The findings of fact establish that O.D.D. and D.J.D. were adjudicated neglected in 2001 and that respondent has failed to provide care for them since they were removed from her custody in 2000. Respondent has had substance abuse problems for approximately fifteen years, and D.J.D. was born with cocaine in his system. Although respondent has recently been drug free and is attempting to put her life back on track, the trial court found a likelihood of future neglect based on her long history of substance abuse.

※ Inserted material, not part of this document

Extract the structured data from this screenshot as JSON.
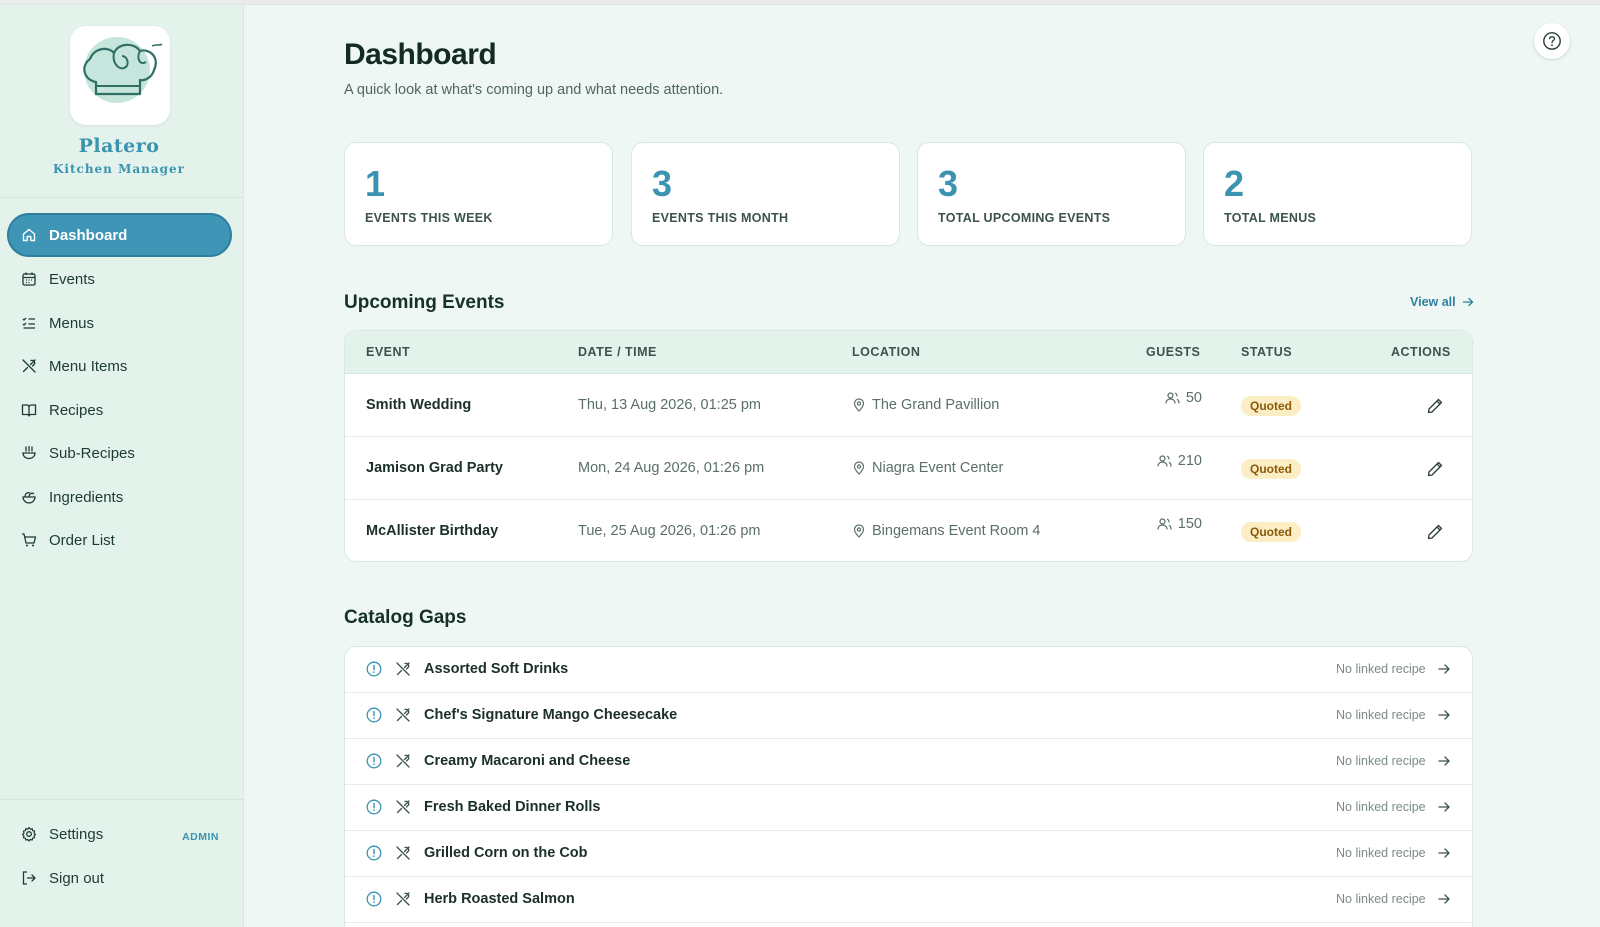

The following findings of fact specifically address respondent's changed circumstances and likelihood of future neglect:
59. That the mother has neglected [the] juvenile and continued to neglect the juvenile for many years while the juvenile was living with family members in foster care.
60. That although the mother seems to have gotten herself together and is able to care for a one year old child with complete wrap around support, the Court finds that there is a likelihood that the mother would again neglect this juvenile when she does not have the full wrap around support that she now has.

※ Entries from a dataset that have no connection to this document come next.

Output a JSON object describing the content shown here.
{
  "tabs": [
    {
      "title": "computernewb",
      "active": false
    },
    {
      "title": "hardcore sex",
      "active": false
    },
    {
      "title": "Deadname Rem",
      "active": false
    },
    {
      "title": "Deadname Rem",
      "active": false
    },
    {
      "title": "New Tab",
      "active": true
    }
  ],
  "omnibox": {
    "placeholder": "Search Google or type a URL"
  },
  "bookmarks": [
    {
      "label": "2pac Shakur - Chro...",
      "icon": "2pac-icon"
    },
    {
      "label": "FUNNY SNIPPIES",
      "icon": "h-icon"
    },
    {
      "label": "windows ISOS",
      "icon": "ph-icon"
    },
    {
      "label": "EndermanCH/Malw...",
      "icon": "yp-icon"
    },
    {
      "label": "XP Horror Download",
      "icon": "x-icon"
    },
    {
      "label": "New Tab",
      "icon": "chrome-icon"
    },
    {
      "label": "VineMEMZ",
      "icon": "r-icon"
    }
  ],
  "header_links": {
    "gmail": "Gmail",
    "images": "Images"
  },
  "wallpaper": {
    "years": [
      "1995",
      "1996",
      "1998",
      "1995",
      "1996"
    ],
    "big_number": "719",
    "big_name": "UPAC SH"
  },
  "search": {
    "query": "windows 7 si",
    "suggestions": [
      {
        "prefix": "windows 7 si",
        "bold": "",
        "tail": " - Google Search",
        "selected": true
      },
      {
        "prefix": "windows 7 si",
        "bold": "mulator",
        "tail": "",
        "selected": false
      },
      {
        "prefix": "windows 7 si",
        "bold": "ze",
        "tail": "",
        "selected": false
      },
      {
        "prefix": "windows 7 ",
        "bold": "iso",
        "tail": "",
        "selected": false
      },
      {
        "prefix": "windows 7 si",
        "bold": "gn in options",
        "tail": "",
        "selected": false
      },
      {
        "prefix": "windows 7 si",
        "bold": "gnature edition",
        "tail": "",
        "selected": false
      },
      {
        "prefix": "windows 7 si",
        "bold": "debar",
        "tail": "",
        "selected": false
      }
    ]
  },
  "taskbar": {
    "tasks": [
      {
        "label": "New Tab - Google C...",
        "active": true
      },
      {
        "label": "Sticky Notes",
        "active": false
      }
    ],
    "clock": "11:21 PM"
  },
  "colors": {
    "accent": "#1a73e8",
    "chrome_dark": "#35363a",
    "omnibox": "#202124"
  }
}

61. That the mother will not remain in this program forever and the Passage Home [is] a voluntary program and the mother could leave at any time.
62. That the mother has had at least two previous relapses for substance abuse use and it is not uncommon for substance abuse users to have relapses.
We reject respondent's argument that these findings of fact improperly shifted the burden of proof. Indeed, these findings accomplish exactly what Shermer required the trial court to do: make findings regarding likelihood of future neglect.
We conclude that these findings of fact are sufficient to establish the likelihood of future neglect. As discussed throughout this opinion, the trial court also made sufficient findings of fact to demonstrate that the children had been neglected in the past. Together, all the findings of fact support the conclusion that respondent neglected the children by failing to provide proper care, supervision, and discipline for O.D.D. and D.J.D. Accordingly, we find that the trial court did not err in concluding that grounds existed to terminate respondent's parental rights pursuant to N.C. Gen. Stat. § 7B-1111(a)(1). These assignments of error are overruled.
Affirmed.
Judges STEELMAN and GEER concur.
Report per Rule 30(e).
NOTES
[1] The trial court entered two separate orders terminating respondent's parental rights: one terminating her parental rights to D.J.D. and one terminating her parental rights to O.D.D. The two orders are nearly identical in substance, with any major differences being attributed to the differences between the two juveniles. All findings pertinent to this opinion are identical in both orders. Unless otherwise indicated, our references to the findings of fact include both orders.